戦禍を逃れるために非難したイランから、イラク領内の故郷に戻ろうとするクルド人の老人たち。爆撃で学校を失い、教職を求めて彷徨う教師たち。危険を冒して密輸物資を運ぶ少年たち。イランの国境地帯を舞台に、異なる世代の人々の絆と断絶が浮かび上がる。
イラン・イラク戦争の最中の84年、イラク軍は領内のクルド人の村ハブラチェを化学兵器で攻撃し、生き残ったわずかな住人はイラン領内に避難した。17歳にして『りんご』で監督デビューを飾ったサミラ・マフマルバフの新作『ブラックボード』の物語は、そんな実話がもとになっている。しかし、脚本を書いているのが、彼女の父親モフセンだけに、物語は奔放な広がりを持っている。しかも、80年生まれのサミラが描くのは、戦争でも民族でも宗教でもない。
この映画の冒頭では、黒板を背負った男たちが険しい山道を歩いていく。爆音らしきものを聞きつけた彼らは、岩陰に駆け込み、黒板を寄せ合いながら這いつくばる。何とも奇妙な光景である。しかし終盤で、少年たちが四つん這いになって羊の群れに紛れ、老人たちが同じく四つん這いで逃げ惑うとき、それは奇妙ではなく恐ろしい光景に変わっている。
必ずしも銃撃が恐ろしいのではない。この映画には具体的な銃撃はほとんど描かれない。登場人物たちには、自分たちの目的以外のことを考える余地がなく、調教されたように這いつくばる。その姿が恐ろしいのだ。サミラはそんな彼らの姿から、戦争に限らない重圧をとらえてみせる。
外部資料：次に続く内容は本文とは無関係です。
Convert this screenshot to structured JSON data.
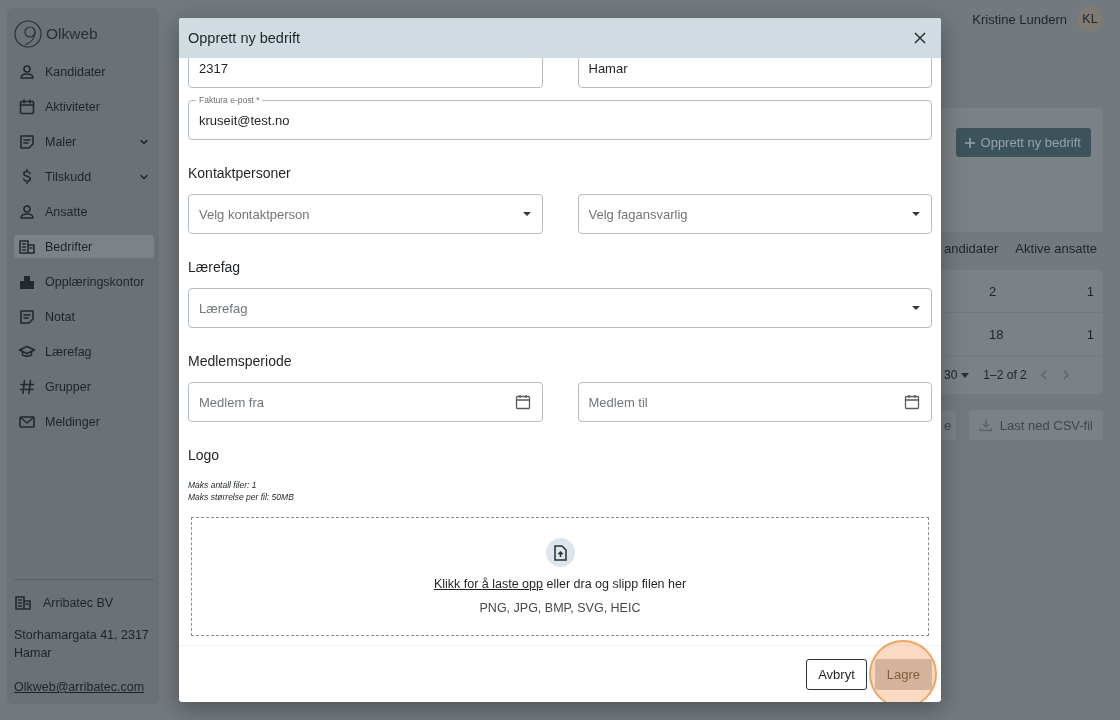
{
  "app": {
    "logo": "Olkweb"
  },
  "sidebar": {
    "items": [
      {
        "label": "Kandidater",
        "kind": "link",
        "selected": false
      },
      {
        "label": "Aktiviteter",
        "kind": "link",
        "selected": false
      },
      {
        "label": "Maler",
        "kind": "group",
        "expanded": false,
        "selected": false
      },
      {
        "label": "Tilskudd",
        "kind": "group",
        "expanded": false,
        "selected": false
      },
      {
        "label": "Ansatte",
        "kind": "link",
        "selected": false
      },
      {
        "label": "Bedrifter",
        "kind": "link",
        "selected": true
      },
      {
        "label": "Opplæringskontor",
        "kind": "link",
        "selected": false
      },
      {
        "label": "Notat",
        "kind": "link",
        "selected": false
      },
      {
        "label": "Lærefag",
        "kind": "link",
        "selected": false
      },
      {
        "label": "Grupper",
        "kind": "link",
        "selected": false
      },
      {
        "label": "Meldinger",
        "kind": "link",
        "selected": false
      }
    ]
  },
  "organization": {
    "name": "Arribatec BV",
    "address": "Storhamargata 41, 2317 Hamar",
    "email": "Olkweb@arribatec.com"
  },
  "user": {
    "name": "Kristine Lundern",
    "initials": "KL"
  },
  "background": {
    "create_button": "Opprett ny bedrift",
    "table": {
      "columns": [
        "andidater",
        "Aktive ansatte"
      ],
      "rows": [
        [
          "2",
          "1"
        ],
        [
          "18",
          "1"
        ]
      ]
    },
    "pagination": {
      "page_size": "30",
      "range": "1–2 of 2"
    },
    "buttons": [
      "e",
      "Last ned CSV-fil"
    ]
  },
  "dialog": {
    "title": "Opprett ny bedrift",
    "top_fields": [
      {
        "value": "2317"
      },
      {
        "value": "Hamar"
      }
    ],
    "invoice_email": {
      "label": "Faktura e-post *",
      "value": "kruseit@test.no"
    },
    "sections": [
      {
        "heading": "Kontaktpersoner",
        "kind": "select",
        "fields": [
          {
            "placeholder": "Velg kontaktperson"
          },
          {
            "placeholder": "Velg fagansvarlig"
          }
        ]
      },
      {
        "heading": "Lærefag",
        "kind": "select",
        "fields": [
          {
            "placeholder": "Lærefag"
          }
        ]
      },
      {
        "heading": "Medlemsperiode",
        "kind": "date",
        "fields": [
          {
            "placeholder": "Medlem fra"
          },
          {
            "placeholder": "Medlem til"
          }
        ]
      }
    ],
    "logo": {
      "heading": "Logo",
      "notes": [
        "Maks antall filer: 1",
        "Maks størrelse per fil: 50MB"
      ],
      "upload_link": "Klikk for å laste opp",
      "upload_text": "eller dra og slipp filen her",
      "formats": "PNG, JPG, BMP, SVG, HEIC"
    },
    "buttons": [
      {
        "label": "Avbryt",
        "kind": "secondary",
        "disabled": false,
        "highlighted": false
      },
      {
        "label": "Lagre",
        "kind": "primary",
        "disabled": true,
        "highlighted": true
      }
    ]
  }
}
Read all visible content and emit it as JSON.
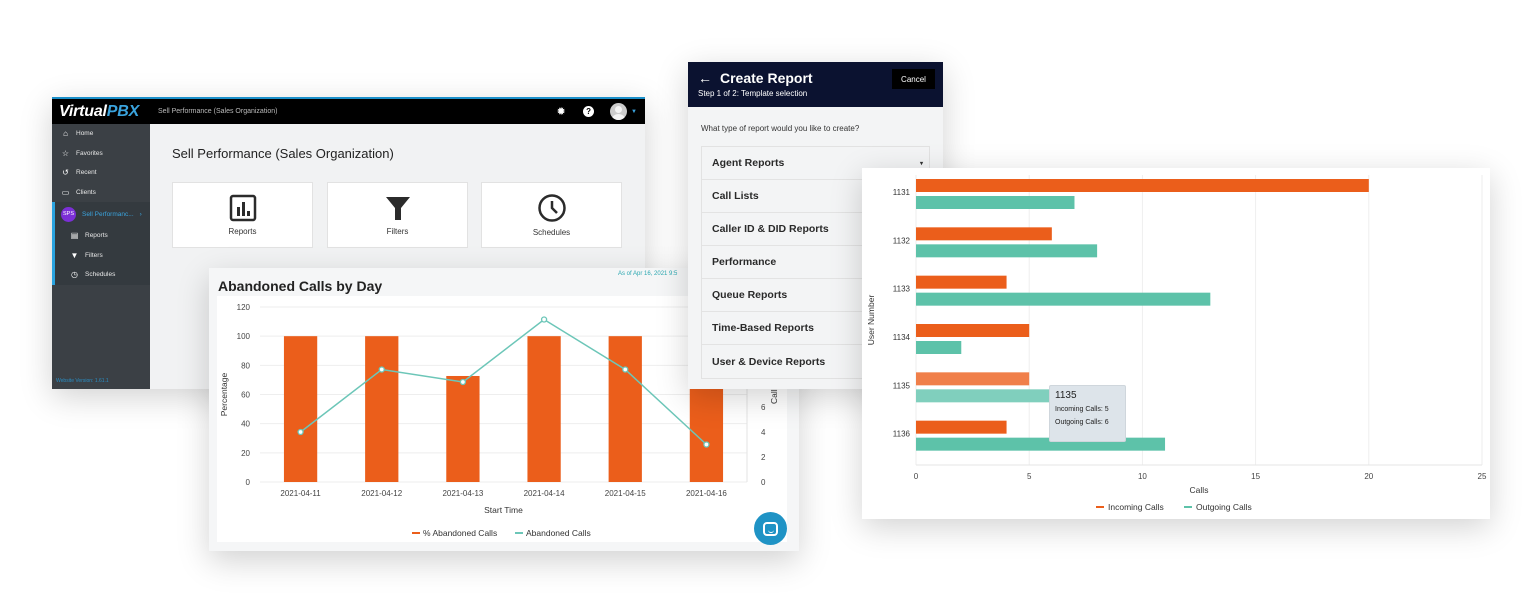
{
  "app": {
    "logo_text": "Virtual",
    "logo_accent": "PBX",
    "top_title": "Sell Performance (Sales Organization)",
    "icons": [
      "gear-icon",
      "help-icon",
      "avatar"
    ],
    "sidebar": {
      "items": [
        {
          "label": "Home",
          "icon": "home-icon"
        },
        {
          "label": "Favorites",
          "icon": "star-icon"
        },
        {
          "label": "Recent",
          "icon": "history-icon"
        },
        {
          "label": "Clients",
          "icon": "devices-icon"
        }
      ],
      "active": {
        "badge": "SPS",
        "label": "Sell Performanc...",
        "arrow": "›"
      },
      "subitems": [
        {
          "label": "Reports",
          "icon": "report-icon"
        },
        {
          "label": "Filters",
          "icon": "filter-icon"
        },
        {
          "label": "Schedules",
          "icon": "clock-icon"
        }
      ],
      "version": "Website Version: 1.61.1"
    },
    "page_title": "Sell Performance (Sales Organization)",
    "tiles": [
      {
        "label": "Reports",
        "icon": "bar-chart-icon"
      },
      {
        "label": "Filters",
        "icon": "filter-icon"
      },
      {
        "label": "Schedules",
        "icon": "clock-icon"
      }
    ]
  },
  "abandoned": {
    "title": "Abandoned Calls by Day",
    "as_of": "As of Apr 16, 2021 9:5",
    "chat_icon": "chat-icon"
  },
  "create_report": {
    "back_icon": "←",
    "title": "Create Report",
    "subtitle": "Step 1 of 2: Template selection",
    "cancel_label": "Cancel",
    "question": "What type of report would you like to create?",
    "options": [
      "Agent Reports",
      "Call Lists",
      "Caller ID & DID Reports",
      "Performance",
      "Queue Reports",
      "Time-Based Reports",
      "User & Device Reports"
    ],
    "dropdown_icon": "▾"
  },
  "tooltip": {
    "title": "1135",
    "rows": [
      "Incoming Calls: 5",
      "Outgoing Calls: 6"
    ]
  },
  "chart_data": [
    {
      "type": "bar",
      "title": "Abandoned Calls by Day",
      "categories": [
        "2021-04-11",
        "2021-04-12",
        "2021-04-13",
        "2021-04-14",
        "2021-04-15",
        "2021-04-16"
      ],
      "series": [
        {
          "name": "% Abandoned Calls",
          "type": "bar",
          "axis": "left",
          "color": "#eb5e1b",
          "values": [
            100,
            100,
            72.7,
            100,
            100,
            100
          ]
        },
        {
          "name": "Abandoned Calls",
          "type": "line",
          "axis": "right",
          "color": "#6cc6b8",
          "values": [
            4,
            9,
            8,
            13,
            9,
            3
          ]
        }
      ],
      "xlabel": "Start Time",
      "ylabel": "Percentage",
      "y2label": "Calls",
      "ylim": [
        0,
        120
      ],
      "yticks": [
        0,
        20,
        40,
        60,
        80,
        100,
        120
      ],
      "y2ticks": [
        0,
        2,
        4,
        6
      ],
      "y2lim": [
        0,
        14
      ],
      "grid": true,
      "legend": "bottom"
    },
    {
      "type": "bar",
      "orientation": "horizontal",
      "categories": [
        "1131",
        "1132",
        "1133",
        "1134",
        "1135",
        "1136"
      ],
      "series": [
        {
          "name": "Incoming Calls",
          "color": "#eb5e1b",
          "values": [
            20,
            6,
            4,
            5,
            5,
            4
          ]
        },
        {
          "name": "Outgoing Calls",
          "color": "#5dc2a9",
          "values": [
            7,
            8,
            13,
            2,
            6,
            11
          ]
        }
      ],
      "xlabel": "Calls",
      "ylabel": "User Number",
      "xlim": [
        0,
        25
      ],
      "xticks": [
        0,
        5,
        10,
        15,
        20,
        25
      ],
      "highlighted": "1135",
      "grid": true,
      "legend": "bottom"
    }
  ]
}
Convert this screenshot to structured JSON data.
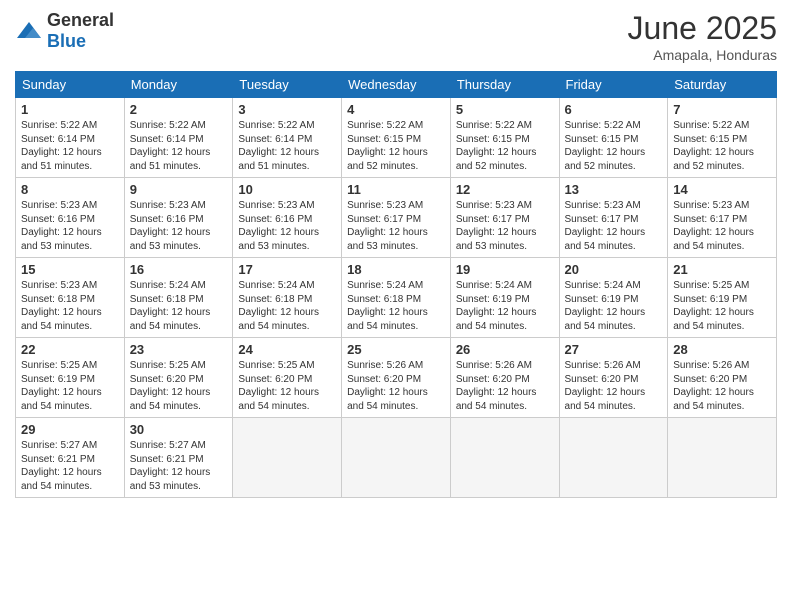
{
  "header": {
    "logo_general": "General",
    "logo_blue": "Blue",
    "month_title": "June 2025",
    "location": "Amapala, Honduras"
  },
  "weekdays": [
    "Sunday",
    "Monday",
    "Tuesday",
    "Wednesday",
    "Thursday",
    "Friday",
    "Saturday"
  ],
  "days": [
    null,
    null,
    null,
    {
      "day": 1,
      "sunrise": "5:22 AM",
      "sunset": "6:14 PM",
      "daylight": "12 hours and 51 minutes."
    },
    {
      "day": 2,
      "sunrise": "5:22 AM",
      "sunset": "6:14 PM",
      "daylight": "12 hours and 51 minutes."
    },
    {
      "day": 3,
      "sunrise": "5:22 AM",
      "sunset": "6:14 PM",
      "daylight": "12 hours and 51 minutes."
    },
    {
      "day": 4,
      "sunrise": "5:22 AM",
      "sunset": "6:15 PM",
      "daylight": "12 hours and 52 minutes."
    },
    {
      "day": 5,
      "sunrise": "5:22 AM",
      "sunset": "6:15 PM",
      "daylight": "12 hours and 52 minutes."
    },
    {
      "day": 6,
      "sunrise": "5:22 AM",
      "sunset": "6:15 PM",
      "daylight": "12 hours and 52 minutes."
    },
    {
      "day": 7,
      "sunrise": "5:22 AM",
      "sunset": "6:15 PM",
      "daylight": "12 hours and 52 minutes."
    },
    {
      "day": 8,
      "sunrise": "5:23 AM",
      "sunset": "6:16 PM",
      "daylight": "12 hours and 53 minutes."
    },
    {
      "day": 9,
      "sunrise": "5:23 AM",
      "sunset": "6:16 PM",
      "daylight": "12 hours and 53 minutes."
    },
    {
      "day": 10,
      "sunrise": "5:23 AM",
      "sunset": "6:16 PM",
      "daylight": "12 hours and 53 minutes."
    },
    {
      "day": 11,
      "sunrise": "5:23 AM",
      "sunset": "6:17 PM",
      "daylight": "12 hours and 53 minutes."
    },
    {
      "day": 12,
      "sunrise": "5:23 AM",
      "sunset": "6:17 PM",
      "daylight": "12 hours and 53 minutes."
    },
    {
      "day": 13,
      "sunrise": "5:23 AM",
      "sunset": "6:17 PM",
      "daylight": "12 hours and 54 minutes."
    },
    {
      "day": 14,
      "sunrise": "5:23 AM",
      "sunset": "6:17 PM",
      "daylight": "12 hours and 54 minutes."
    },
    {
      "day": 15,
      "sunrise": "5:23 AM",
      "sunset": "6:18 PM",
      "daylight": "12 hours and 54 minutes."
    },
    {
      "day": 16,
      "sunrise": "5:24 AM",
      "sunset": "6:18 PM",
      "daylight": "12 hours and 54 minutes."
    },
    {
      "day": 17,
      "sunrise": "5:24 AM",
      "sunset": "6:18 PM",
      "daylight": "12 hours and 54 minutes."
    },
    {
      "day": 18,
      "sunrise": "5:24 AM",
      "sunset": "6:18 PM",
      "daylight": "12 hours and 54 minutes."
    },
    {
      "day": 19,
      "sunrise": "5:24 AM",
      "sunset": "6:19 PM",
      "daylight": "12 hours and 54 minutes."
    },
    {
      "day": 20,
      "sunrise": "5:24 AM",
      "sunset": "6:19 PM",
      "daylight": "12 hours and 54 minutes."
    },
    {
      "day": 21,
      "sunrise": "5:25 AM",
      "sunset": "6:19 PM",
      "daylight": "12 hours and 54 minutes."
    },
    {
      "day": 22,
      "sunrise": "5:25 AM",
      "sunset": "6:19 PM",
      "daylight": "12 hours and 54 minutes."
    },
    {
      "day": 23,
      "sunrise": "5:25 AM",
      "sunset": "6:20 PM",
      "daylight": "12 hours and 54 minutes."
    },
    {
      "day": 24,
      "sunrise": "5:25 AM",
      "sunset": "6:20 PM",
      "daylight": "12 hours and 54 minutes."
    },
    {
      "day": 25,
      "sunrise": "5:26 AM",
      "sunset": "6:20 PM",
      "daylight": "12 hours and 54 minutes."
    },
    {
      "day": 26,
      "sunrise": "5:26 AM",
      "sunset": "6:20 PM",
      "daylight": "12 hours and 54 minutes."
    },
    {
      "day": 27,
      "sunrise": "5:26 AM",
      "sunset": "6:20 PM",
      "daylight": "12 hours and 54 minutes."
    },
    {
      "day": 28,
      "sunrise": "5:26 AM",
      "sunset": "6:20 PM",
      "daylight": "12 hours and 54 minutes."
    },
    {
      "day": 29,
      "sunrise": "5:27 AM",
      "sunset": "6:21 PM",
      "daylight": "12 hours and 54 minutes."
    },
    {
      "day": 30,
      "sunrise": "5:27 AM",
      "sunset": "6:21 PM",
      "daylight": "12 hours and 53 minutes."
    }
  ]
}
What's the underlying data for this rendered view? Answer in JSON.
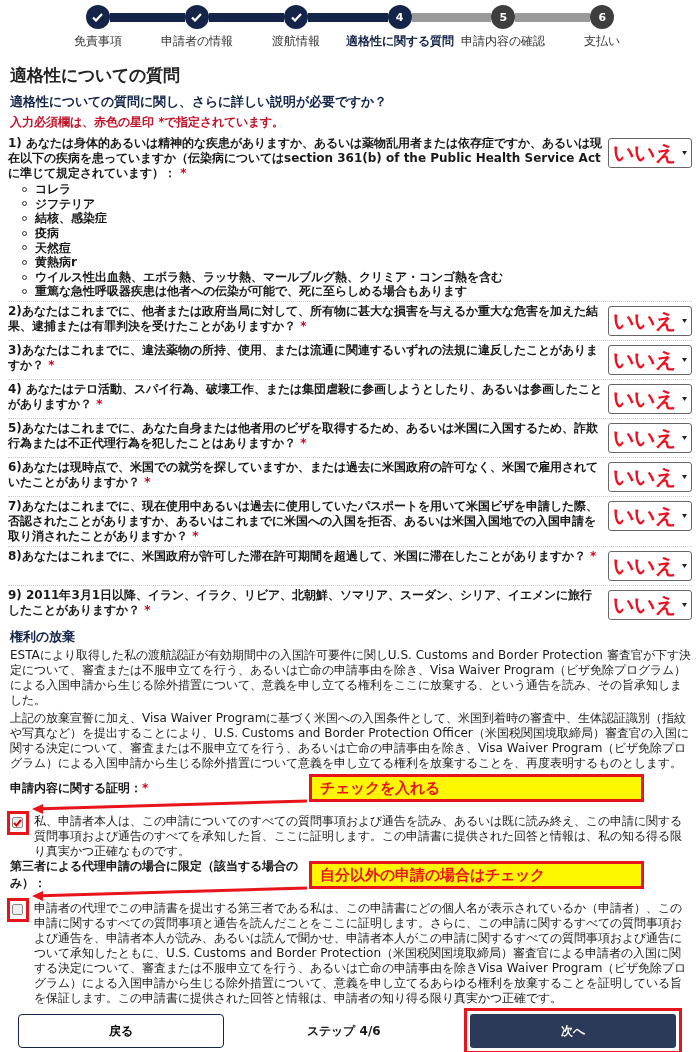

教師たちが背負う黒板は、知識だけではなく映画そのものをも象徴しているに違いない。教師たちは黒板が目立たないように表面に泥を塗るが、イラン映画もこれまで児童映画といった体裁で検閲を潜り抜け、社会を見つめてきた。その黒板はこの映画で、骨折した足の支えなど、別の用途に役立てられていく。サミラはそんな黒板を通して、映画が運命に囚われた人々にどれだけ近づき、何を残せるのか、自分に問いかけているのかもしれない。